When the telegram of Mr. Vamenta dated November 22 reached Cebu Mr. Pelaez was absent in Agusan and Mr. Roda was in a municipality of the Province of Cebu man kilometers away from the capital, the place where telegrams are received and distributed. Upon receiving that telegram of Mr. Vamenta, the family of Mr. Pelaez sent it to Mr. Roda, who received it on the 25th of that month, the latter thereby incurring a delay of hardly five days in sending his answer of the 29th.

This action is now instituted by the plaintiffs to compel the defendant to effect the purchase of the launch Emma. The court, considering that in this transaction time was of importance to the contracting parties and that the plaintiffs delayed the acceptance of the offer of Mr. Vamenta, absolved the defendant.

We are not disposed to confirm the judgment on this ground. In view of the circumstances that we have stated it seems that the delay of hardly five days on the part of Mr. Roda in answering the telegram of Mr. Vamenta is not alone sufficient to divest the transaction of all effect, especially when the fact is considered that the telegram was addressed to Mr. Pelaez, who was absent, and was received by Mr. Roda, who is not the sole owner of the launch. It seems, furthermore, judging from the fact that Mr. Vamenta did not announce his withdrawal of the offer for the purchase of the launch until four days after the receipt of the answer of Mr. Roda, that this delay was not as important to the defendant as the lower court stated it was. On the other hand, contracts by correspondence are perfected from the moment an answer is made accepting the offer (art. 54, Code of Commerce) , and in the case at bar the offer of Mr. Vamenta, if there was any, was not only answered with an acceptance, but this answer was received four days before Mr. Vamenta withdrew the offer.

However, we are of the opinion that the Judgment should be affirmed upon other grounds.

The terms of the telegram of Mr.

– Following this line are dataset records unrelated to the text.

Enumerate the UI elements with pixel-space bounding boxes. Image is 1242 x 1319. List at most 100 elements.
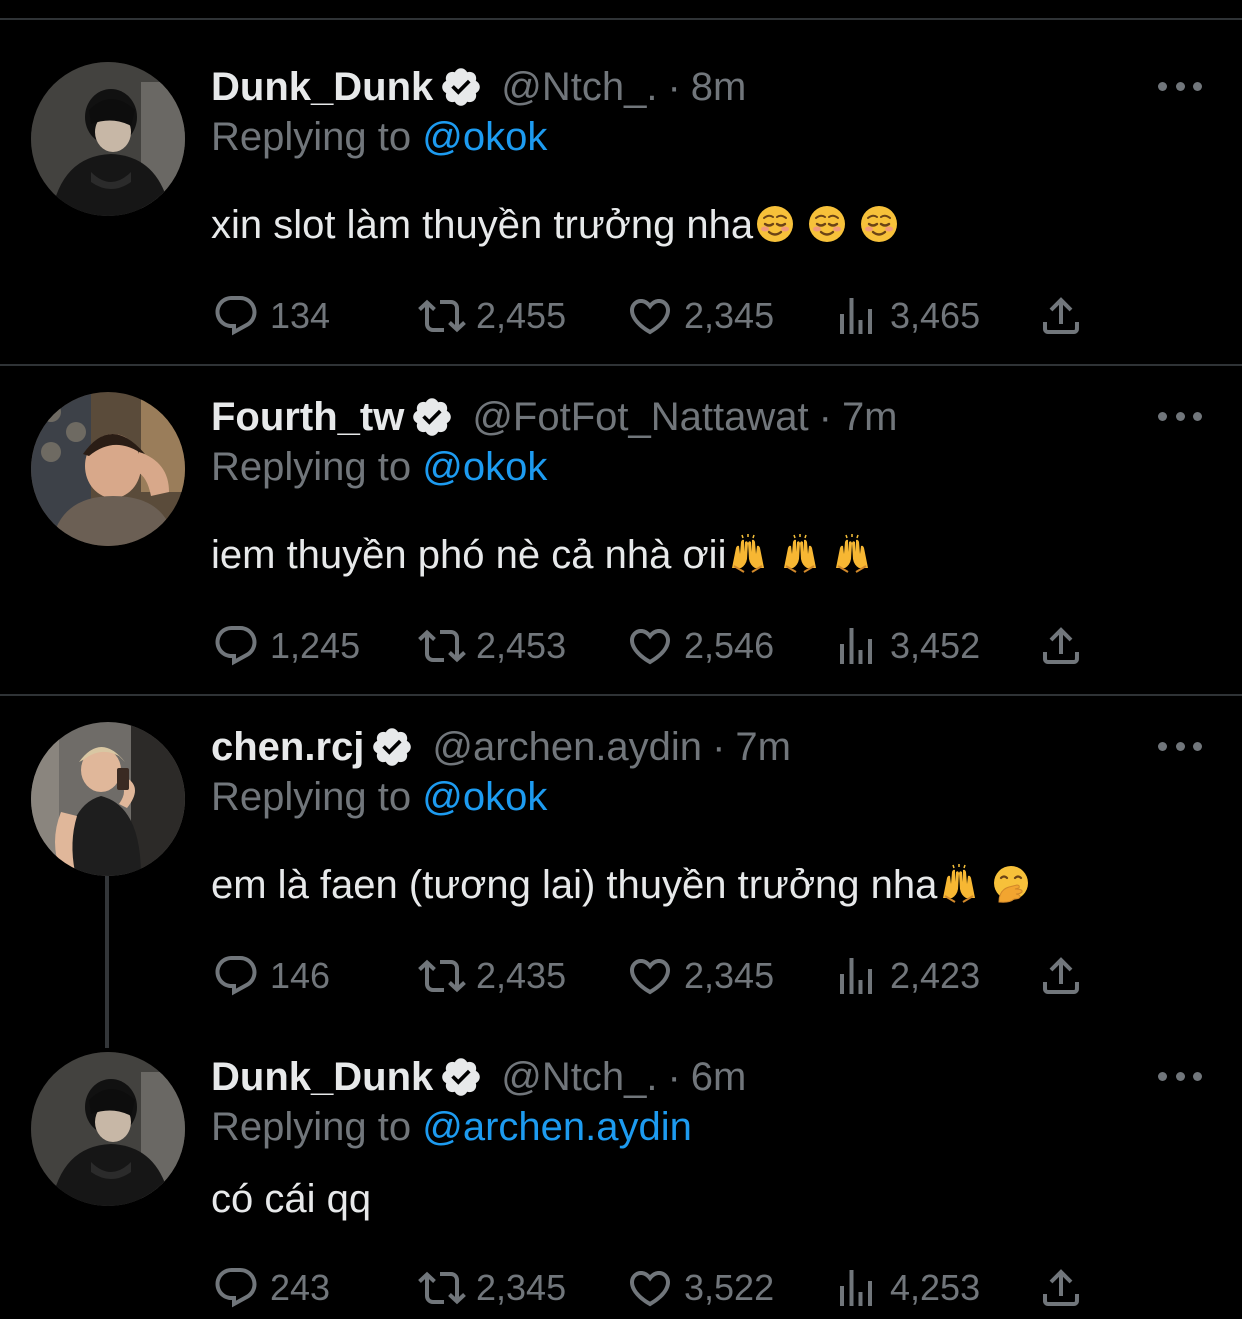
verified-badge-icon (439, 65, 483, 109)
reply-button[interactable]: 134 (212, 291, 330, 341)
retweet-button[interactable]: 2,345 (418, 1263, 566, 1313)
tweet-actions: 134 2,455 2,345 3,465 (0, 291, 1242, 341)
timestamp[interactable]: 8m (691, 62, 747, 112)
views-icon (832, 622, 880, 670)
display-name[interactable]: chen.rcj (211, 722, 364, 772)
reply-button[interactable]: 146 (212, 951, 330, 1001)
retweet-count: 2,453 (476, 625, 567, 666)
like-button[interactable]: 2,345 (626, 291, 774, 341)
retweet-icon (418, 952, 466, 1000)
tweet-header: Dunk_Dunk @Ntch_. · 6m (211, 1052, 746, 1102)
avatar[interactable] (31, 62, 185, 216)
view-count: 3,452 (890, 625, 981, 666)
like-button[interactable]: 2,546 (626, 621, 774, 671)
relieved-emoji (807, 204, 847, 244)
share-icon (1037, 952, 1085, 1000)
relieved-emoji (755, 204, 795, 244)
tweet-divider (0, 364, 1242, 366)
more-options-icon[interactable] (1158, 1066, 1202, 1086)
view-count: 4,253 (890, 1267, 981, 1308)
face-with-hand-over-mouth-emoji (991, 864, 1031, 904)
raising-hands-emoji (728, 534, 768, 574)
raising-hands-emoji (832, 534, 872, 574)
reply-icon (212, 1264, 260, 1312)
tweet-text-content: em là faen (tương lai) thuyền trưởng nha (211, 863, 938, 907)
timestamp[interactable]: 7m (735, 722, 791, 772)
mention-link[interactable]: @okok (422, 445, 547, 489)
display-name[interactable]: Dunk_Dunk (211, 62, 433, 112)
display-name[interactable]: Fourth_tw (211, 392, 404, 442)
tweet-actions: 146 2,435 2,345 2,423 (0, 951, 1242, 1001)
retweet-button[interactable]: 2,455 (418, 291, 566, 341)
reply-button[interactable]: 1,245 (212, 621, 360, 671)
share-icon (1037, 1264, 1085, 1312)
tweet-text: iem thuyền phó nè cả nhà ơii (211, 530, 872, 580)
replying-to-label: Replying to (211, 775, 412, 819)
tweet-divider (0, 694, 1242, 696)
separator-dot: · (667, 1055, 681, 1099)
replying-to-label: Replying to (211, 1105, 412, 1149)
replying-to: Replying to @okok (211, 772, 547, 822)
reply-count: 134 (270, 295, 331, 336)
views-icon (832, 952, 880, 1000)
username[interactable]: @archen.aydin (432, 722, 702, 772)
like-count: 2,345 (684, 295, 775, 336)
replying-to: Replying to @okok (211, 112, 547, 162)
share-button[interactable] (1037, 291, 1095, 341)
views-button[interactable]: 2,423 (832, 951, 980, 1001)
reply-icon (212, 292, 260, 340)
reply-count: 1,245 (270, 625, 361, 666)
retweet-count: 2,345 (476, 1267, 567, 1308)
view-count: 3,465 (890, 295, 981, 336)
raising-hands-emoji (780, 534, 820, 574)
avatar[interactable] (31, 1052, 185, 1206)
mention-link[interactable]: @okok (422, 115, 547, 159)
views-button[interactable]: 3,452 (832, 621, 980, 671)
replying-to-label: Replying to (211, 115, 412, 159)
replying-to: Replying to @archen.aydin (211, 1102, 692, 1152)
views-icon (832, 1264, 880, 1312)
like-count: 2,345 (684, 955, 775, 996)
avatar[interactable] (31, 722, 185, 876)
reply-button[interactable]: 243 (212, 1263, 330, 1313)
more-options-icon[interactable] (1158, 736, 1202, 756)
username[interactable]: @Ntch_. (501, 62, 657, 112)
retweet-count: 2,455 (476, 295, 567, 336)
tweet-text-content: xin slot làm thuyền trưởng nha (211, 203, 754, 247)
retweet-button[interactable]: 2,435 (418, 951, 566, 1001)
timestamp[interactable]: 6m (691, 1052, 747, 1102)
like-button[interactable]: 2,345 (626, 951, 774, 1001)
more-options-icon[interactable] (1158, 76, 1202, 96)
heart-icon (626, 952, 674, 1000)
relieved-emoji (859, 204, 899, 244)
timestamp[interactable]: 7m (842, 392, 898, 442)
username[interactable]: @FotFot_Nattawat (472, 392, 808, 442)
replying-to: Replying to @okok (211, 442, 547, 492)
retweet-icon (418, 622, 466, 670)
view-count: 2,423 (890, 955, 981, 996)
views-button[interactable]: 3,465 (832, 291, 980, 341)
replying-to-label: Replying to (211, 445, 412, 489)
more-options-icon[interactable] (1158, 406, 1202, 426)
mention-link[interactable]: @okok (422, 775, 547, 819)
verified-badge-icon (370, 725, 414, 769)
heart-icon (626, 622, 674, 670)
display-name[interactable]: Dunk_Dunk (211, 1052, 433, 1102)
tweet-header: Fourth_tw @FotFot_Nattawat · 7m (211, 392, 898, 442)
share-button[interactable] (1037, 951, 1095, 1001)
tweet-header: chen.rcj @archen.aydin · 7m (211, 722, 791, 772)
raising-hands-emoji (939, 864, 979, 904)
avatar[interactable] (31, 392, 185, 546)
share-button[interactable] (1037, 621, 1095, 671)
share-button[interactable] (1037, 1263, 1095, 1313)
username[interactable]: @Ntch_. (501, 1052, 657, 1102)
tweet-text: có cái qq (211, 1174, 371, 1224)
separator-dot: · (667, 65, 681, 109)
mention-link[interactable]: @archen.aydin (422, 1105, 692, 1149)
retweet-icon (418, 1264, 466, 1312)
retweet-button[interactable]: 2,453 (418, 621, 566, 671)
like-button[interactable]: 3,522 (626, 1263, 774, 1313)
tweet-header: Dunk_Dunk @Ntch_. · 8m (211, 62, 746, 112)
views-button[interactable]: 4,253 (832, 1263, 980, 1313)
retweet-icon (418, 292, 466, 340)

Vamenta dated November 22d do not mean that he already intended to bind himself to purchase the launch. As will be seen, he merely asked Mr. Pelaez if he would agree to sell the launch upon the conditions expressed in the telegram. It is clear that this was not binding himself to purchase the launch. It should be taken into account that Mr. Vamenta, in sending the telegram to Mr. Pelaez, was acting on behalf of the defendant, and it is easily understood that in asking Mr. Pelaez if he would agree to sell the launch upon the terms stated in the telegram, it could very well be that it was not yet his intention to enter into the contract by means of that telegram but only to inform himself of the conditions under which the launch could be purchased, in order to propose its acquisition to the defendant, whom he represented.

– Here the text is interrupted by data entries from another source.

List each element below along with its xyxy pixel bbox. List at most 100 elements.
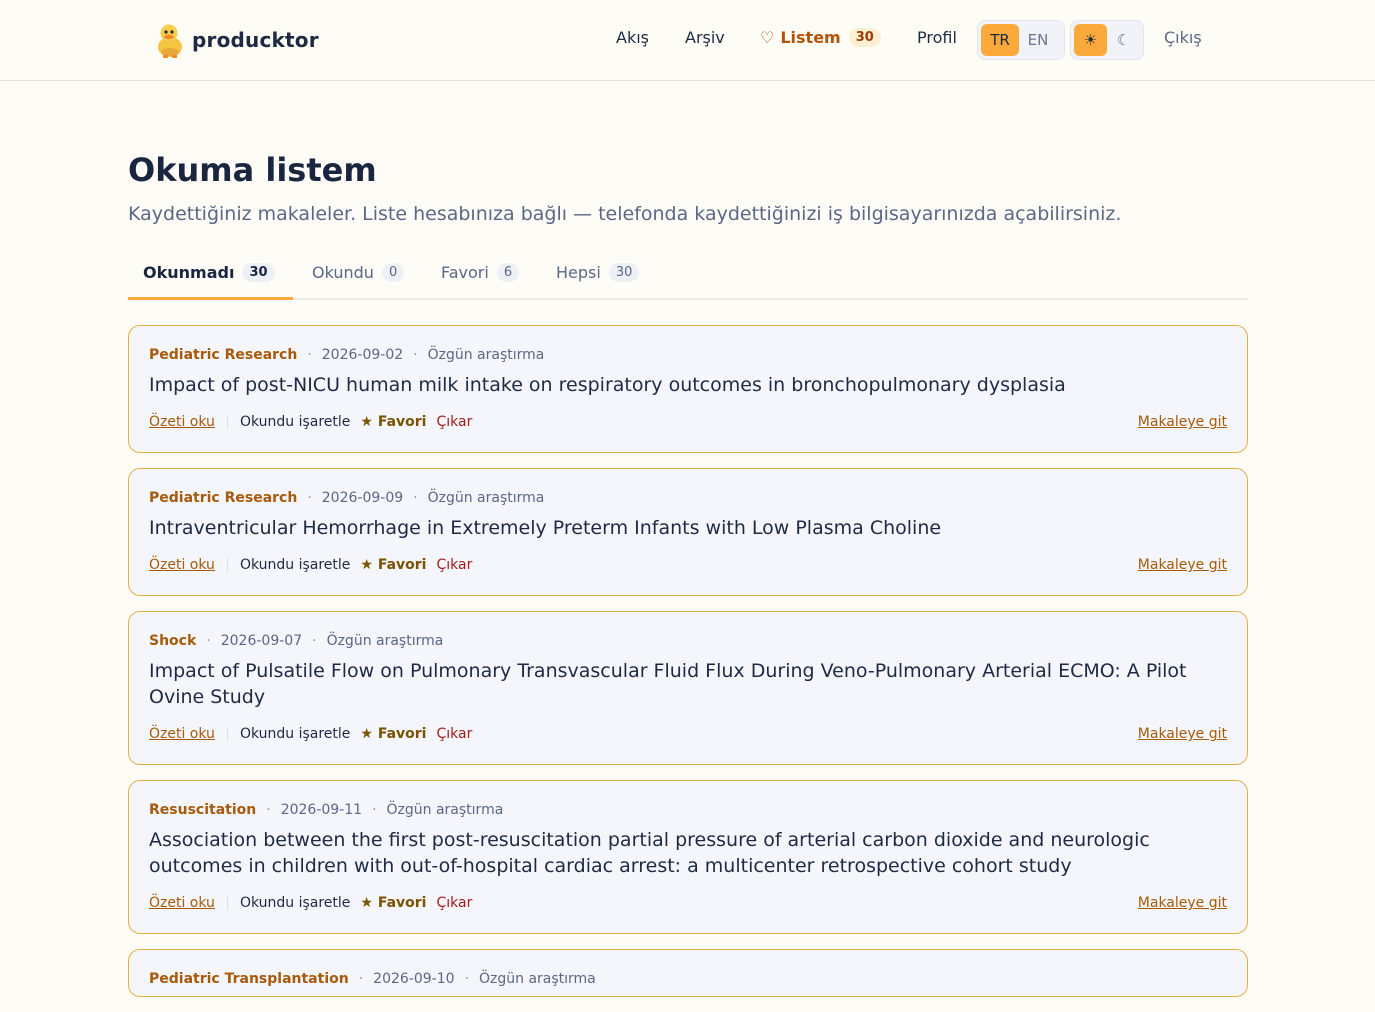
- mark-read-button[interactable]: Okundu işaretle: [240, 557, 350, 573]
- top-bar: producktor Akış Arşiv ♡ Listem 30 Profil…: [0, 0, 1375, 81]
- tab-count: 30: [242, 263, 275, 282]
- article-date: 2026-09-10: [373, 971, 455, 987]
- article-meta: Pediatric Research · 2026-09-02 · Özgün …: [149, 346, 1227, 364]
- remove-button[interactable]: Çıkar: [436, 895, 472, 911]
- journal-name: Pediatric Research: [149, 490, 298, 506]
- action-divider: [226, 415, 228, 429]
- meta-separator: ·: [307, 490, 312, 506]
- read-summary-link[interactable]: Özeti oku: [149, 414, 215, 430]
- article-type: Özgün araştırma: [427, 347, 545, 363]
- tab-count: 6: [496, 263, 520, 282]
- journal-name: Shock: [149, 633, 197, 649]
- read-summary-link[interactable]: Özeti oku: [149, 557, 215, 573]
- meta-separator: ·: [464, 971, 469, 987]
- article-card: Shock · 2026-09-07 · Özgün araştırma Imp…: [128, 611, 1248, 765]
- article-meta: Pediatric Research · 2026-09-09 · Özgün …: [149, 489, 1227, 507]
- action-divider: [226, 727, 228, 741]
- tab-label: Hepsi: [556, 263, 601, 282]
- active-tab-indicator: [128, 297, 293, 300]
- page-title: Okuma listem: [128, 151, 377, 189]
- remove-button[interactable]: Çıkar: [436, 414, 472, 430]
- action-divider: [226, 558, 228, 572]
- meta-separator: ·: [307, 347, 312, 363]
- journal-name: Pediatric Transplantation: [149, 971, 349, 987]
- mylist-count-badge: 30: [848, 28, 881, 47]
- article-type: Özgün araştırma: [386, 802, 504, 818]
- article-type: Özgün araştırma: [427, 490, 545, 506]
- main-nav: Akış Arşiv ♡ Listem 30 Profil TR EN ☀ ☾ …: [0, 0, 1375, 80]
- meta-separator: ·: [413, 347, 418, 363]
- article-card: Resuscitation · 2026-09-11 · Özgün araşt…: [128, 780, 1248, 934]
- article-meta: Pediatric Transplantation · 2026-09-10 ·…: [149, 970, 1227, 988]
- logout-link[interactable]: Çıkış: [1164, 28, 1202, 47]
- read-summary-link[interactable]: Özeti oku: [149, 726, 215, 742]
- remove-button[interactable]: Çıkar: [436, 557, 472, 573]
- article-card: Pediatric Research · 2026-09-09 · Özgün …: [128, 468, 1248, 596]
- article-date: 2026-09-11: [280, 802, 363, 818]
- filter-tabs: Okunmadı 30 Okundu 0 Favori 6 Hepsi 30: [128, 253, 1248, 300]
- mark-read-button[interactable]: Okundu işaretle: [240, 895, 350, 911]
- journal-name: Resuscitation: [149, 802, 257, 818]
- favorite-button[interactable]: ★ Favori: [360, 414, 426, 430]
- tab-read[interactable]: Okundu 0: [312, 263, 405, 282]
- tab-unread[interactable]: Okunmadı 30: [143, 263, 275, 282]
- article-card: Pediatric Research · 2026-09-02 · Özgün …: [128, 325, 1248, 453]
- nav-profile-link[interactable]: Profil: [917, 28, 957, 47]
- journal-name: Pediatric Research: [149, 347, 298, 363]
- light-theme-icon[interactable]: ☀: [1074, 24, 1107, 56]
- article-type: Özgün araştırma: [326, 633, 444, 649]
- tab-label: Favori: [441, 263, 489, 282]
- article-card: Pediatric Transplantation · 2026-09-10 ·…: [128, 949, 1248, 997]
- article-meta: Resuscitation · 2026-09-11 · Özgün araşt…: [149, 801, 1227, 819]
- meta-separator: ·: [312, 633, 317, 649]
- article-actions: Özeti oku Okundu işaretle ★ Favori Çıkar…: [149, 724, 1227, 764]
- main-content: Okuma listem Kaydettiğiniz makaleler. Li…: [128, 81, 1248, 1012]
- tab-label: Okundu: [312, 263, 374, 282]
- nav-feed-link[interactable]: Akış: [616, 28, 649, 47]
- tab-count: 30: [608, 263, 640, 282]
- meta-separator: ·: [266, 802, 271, 818]
- article-type: Özgün araştırma: [479, 971, 596, 987]
- article-actions: Özeti oku Okundu işaretle ★ Favori Çıkar…: [149, 412, 1227, 452]
- article-date: 2026-09-02: [321, 347, 404, 363]
- go-to-article-link[interactable]: Makaleye git: [1138, 414, 1227, 430]
- mark-read-button[interactable]: Okundu işaretle: [240, 414, 350, 430]
- article-list: Pediatric Research · 2026-09-02 · Özgün …: [128, 325, 1248, 997]
- meta-separator: ·: [206, 633, 211, 649]
- article-title: Impact of post-NICU human milk intake on…: [149, 374, 1066, 396]
- heart-icon: ♡: [760, 28, 775, 47]
- dark-theme-icon[interactable]: ☾: [1107, 24, 1140, 56]
- article-date: 2026-09-09: [321, 490, 404, 506]
- action-divider: [226, 896, 228, 910]
- page-subtitle: Kaydettiğiniz makaleler. Liste hesabınız…: [128, 203, 1122, 225]
- go-to-article-link[interactable]: Makaleye git: [1138, 557, 1227, 573]
- meta-separator: ·: [358, 971, 364, 987]
- meta-separator: ·: [372, 802, 377, 818]
- article-actions: Özeti oku Okundu işaretle ★ Favori Çıkar…: [149, 893, 1227, 933]
- article-date: 2026-09-07: [220, 633, 303, 649]
- article-title: Intraventricular Hemorrhage in Extremely…: [149, 517, 942, 539]
- article-meta: Shock · 2026-09-07 · Özgün araştırma: [149, 632, 1227, 650]
- go-to-article-link[interactable]: Makaleye git: [1138, 726, 1227, 742]
- lang-en-button[interactable]: EN: [1019, 24, 1057, 56]
- tab-favorite[interactable]: Favori 6: [441, 263, 520, 282]
- lang-tr-button[interactable]: TR: [981, 24, 1019, 56]
- meta-separator: ·: [413, 490, 418, 506]
- language-switch: TR EN: [977, 20, 1065, 60]
- theme-switch: ☀ ☾: [1070, 20, 1144, 60]
- go-to-article-link[interactable]: Makaleye git: [1138, 895, 1227, 911]
- article-actions: Özeti oku Okundu işaretle ★ Favori Çıkar…: [149, 555, 1227, 595]
- tab-count: 0: [381, 263, 405, 282]
- remove-button[interactable]: Çıkar: [436, 726, 472, 742]
- favorite-button[interactable]: ★ Favori: [360, 895, 426, 911]
- article-title: Impact of Pulsatile Flow on Pulmonary Tr…: [149, 660, 1187, 708]
- favorite-button[interactable]: ★ Favori: [360, 557, 426, 573]
- tab-all[interactable]: Hepsi 30: [556, 263, 640, 282]
- article-title: Association between the first post-resus…: [149, 829, 1150, 877]
- read-summary-link[interactable]: Özeti oku: [149, 895, 215, 911]
- tab-label: Okunmadı: [143, 263, 235, 282]
- favorite-button[interactable]: ★ Favori: [360, 726, 426, 742]
- mark-read-button[interactable]: Okundu işaretle: [240, 726, 350, 742]
- nav-mylist-link[interactable]: ♡ Listem 30: [760, 28, 881, 47]
- nav-archive-link[interactable]: Arşiv: [685, 28, 725, 47]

In any event, according to article 51 of the Code of Commerce, telegraphic correspondence shall produce obligatory force only between the contracting parties who may have previously admitted in a written contract this medium of correspondence. It is not shown in this case that the contracting parties have previously admitted this means of binding themselves. The lack of all guaranty of the authenticity of a telegram due to the absence at the time the Code of Commerce was put into effect of a law regulating telegraphic communications for the purpose of giving it such guaranty was the reason for this provision. Until the present time there has been no substantial change in the legislation upon the subject which would warrant us to consider that article 51 of the Code of Commerce is longer in force.

For the reasons above stated, we affirm the judgment appealed from, with costs. So ordered

Mapa, C.J., Johnson, Araullo, Malcolm and Villamor, JJ., concur.